The implications of this trend are profound and far-reaching for both the AI industry and global cybersecurity. The ability of criminals to co-opt powerful, legitimate AI models highlights the inherent vulnerabilities in public-facing APIs and the significant challenge of enforcing safety guardrails.[14] Security experts note that these guardrails are often more like "speed bumps" than impenetrable barriers, capable of slowing but not stopping a determined adversary.[2] This situation has given rise to a "jailbreak-as-a-service" market, which drastically lowers the barrier to entry for cybercrime, allowing even novice attackers to launch sophisticated campaigns.[15][2] The proliferation of uncensored models, which can be downloaded and run locally without oversight, creates a widening asymmetry where malicious actors can multiply their effectiveness with minimal cost.[9] This forces the cybersecurity community into a reactive posture, constantly playing catch-up with attackers who are continuously finding new ways to exploit the latest AI advancements.

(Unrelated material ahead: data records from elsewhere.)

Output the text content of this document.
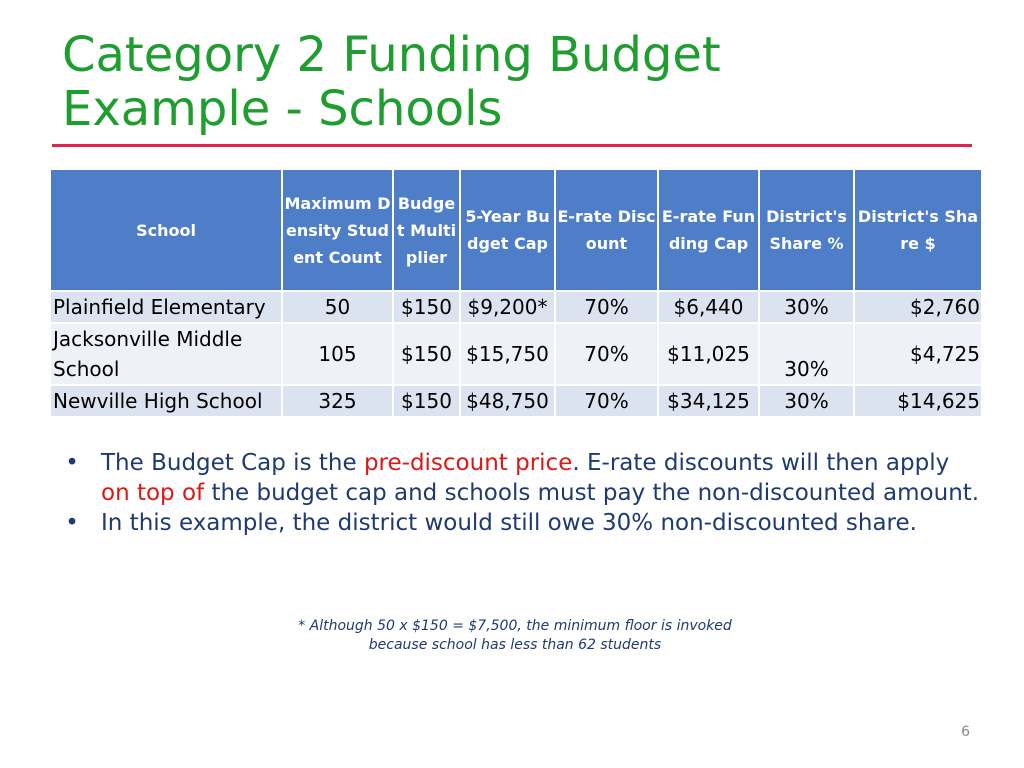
Category 2 Funding Budget
Example - Schools
School	Maximum Density Student Count	Budget Multiplier	5-Year Budget Cap	E-rate Discount	E-rate Funding Cap	District's Share %	District's Share $
Plainfield Elementary	50	$150	$9,200*	70%	$6,440	30%	$2,760
Jacksonville Middle School	105	$150	$15,750	70%	$11,025	30%	$4,725
Newville High School	325	$150	$48,750	70%	$34,125	30%	$14,625
• The Budget Cap is the pre-discount price. E-rate discounts will then apply on top of the budget cap and schools must pay the non-discounted amount.
• In this example, the district would still owe 30% non-discounted share.
* Although 50 x $150 = $7,500, the minimum floor is invoked
because school has less than 62 students
6
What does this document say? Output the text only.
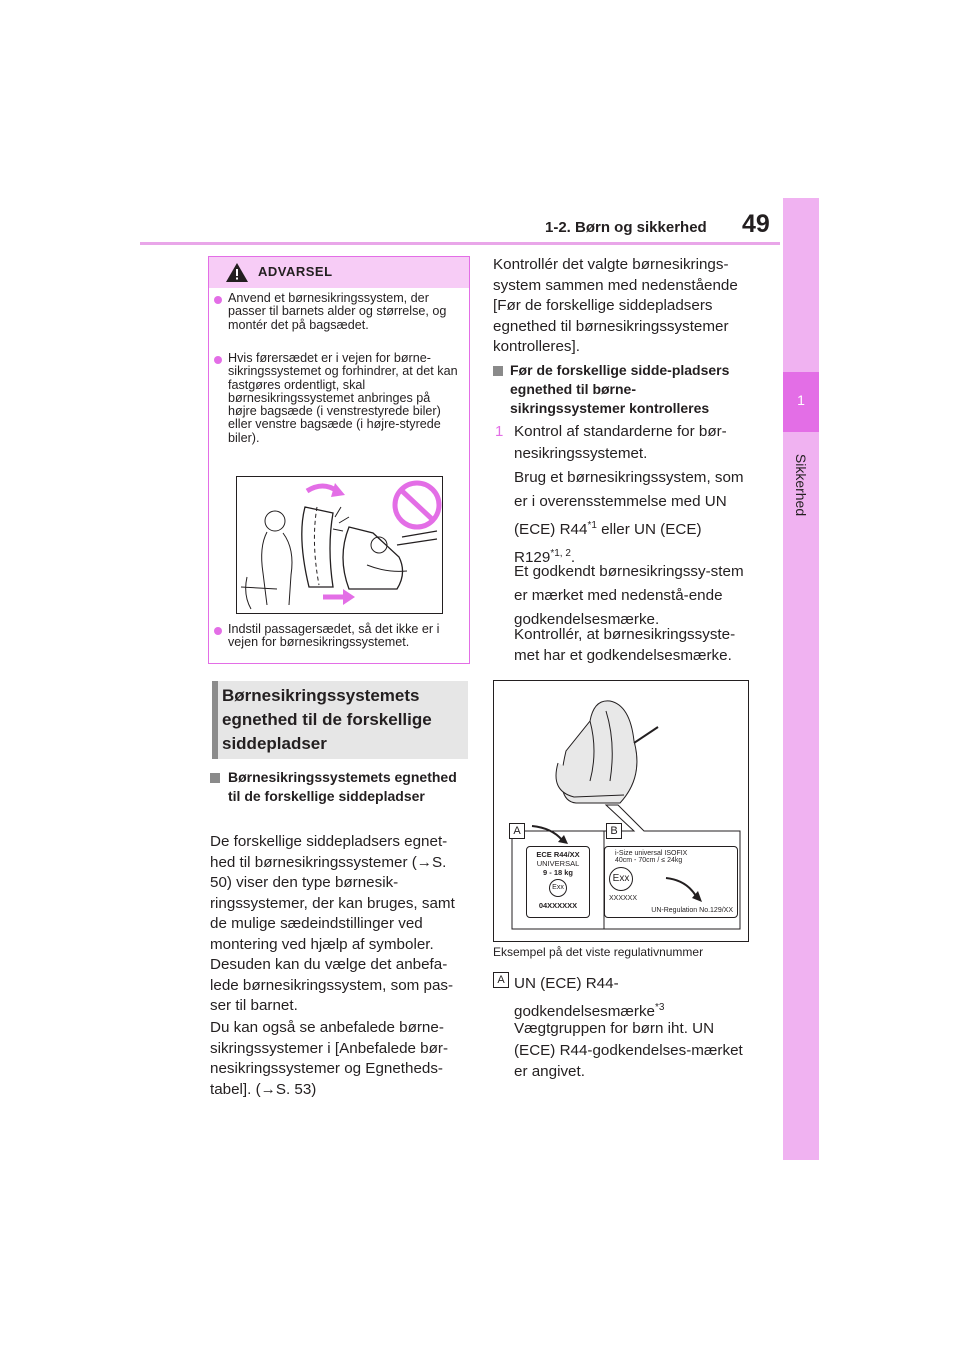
1-2. Børn og sikkerhed 49
1
Sikkerhed
ADVARSEL
Anvend et børnesikringssystem, der passer til barnets alder og størrelse, og montér det på bagsædet.
Hvis førersædet er i vejen for børne-sikringssystemet og forhindrer, at det kan fastgøres ordentligt, skal børnesikringssystemet anbringes på højre bagsæde (i venstrestyrede biler) eller venstre bagsæde (i højre-styrede biler).
Indstil passagersædet, så det ikke er i vejen for børnesikringssystemet.
Børnesikringssystemets egnethed til de forskellige siddepladser
Børnesikringssystemets egnethed til de forskellige siddepladser
De forskellige siddepladsers egnet-hed til børnesikringssystemer (→S. 50) viser den type børnesik-ringssystemer, der kan bruges, samt de mulige sædeindstillinger ved montering ved hjælp af symboler. Desuden kan du vælge det anbefa-lede børnesikringssystem, som pas-ser til barnet.
Du kan også se anbefalede børne-sikringssystemer i [Anbefalede bør-nesikringssystemer og Egnetheds-tabel]. (→S. 53)
Kontrollér det valgte børnesikrings-system sammen med nedenstående [Før de forskellige siddepladsers egnethed til børnesikringssystemer kontrolleres].
Før de forskellige sidde-pladsers egnethed til børne-sikringssystemer kontrolleres
1 Kontrol af standarderne for bør-nesikringssystemet.
Brug et børnesikringssystem, som er i overensstemmelse med UN (ECE) R44$^{*1}$ eller UN (ECE) R129$^{*1, 2}$.
Et godkendt børnesikringssy-stem er mærket med nedenstå-ende godkendelsesmærke.
Kontrollér, at børnesikringssyste-met har et godkendelsesmærke.
A	B
ECE R44/XX
UNIVERSAL
9 - 18 kg
Exx
04XXXXXX
i-Size universal ISOFIX
40cm - 70cm / ≤ 24kg
Exx
XXXXXX
UN-Regulation No.129/XX
Eksempel på det viste regulativnummer
A UN (ECE) R44-
godkendelsesmærke$^{*3}$
Vægtgruppen for børn iht. UN (ECE) R44-godkendelses-mærket er angivet.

In conclusion, the weaponization of high-end commercial AI models represents a formidable and evolving threat. The transformation of WormGPT from a singular tool into a brand for jailbroken, uncensored AI services demonstrates a resilient and adaptive cybercriminal market.[1][2] By piggybacking on the power of models like Grok and Mixtral, attackers are now capable of generating more sophisticated and convincing malicious content at an unprecedented scale.[4][16] This development presents a stark challenge for AI developers and security professionals alike, who must now contend with the dual nature of these powerful technologies. As generative AI becomes more integrated into our digital lives, the battle to prevent its misuse will intensify, requiring more robust security protocols, continuous monitoring, and a deeper understanding of the methods criminals use to turn these innovative tools toward destructive ends. The genie is out of the bottle, and securing it will require a concerted and ongoing effort from all corners of the tech industry.[9]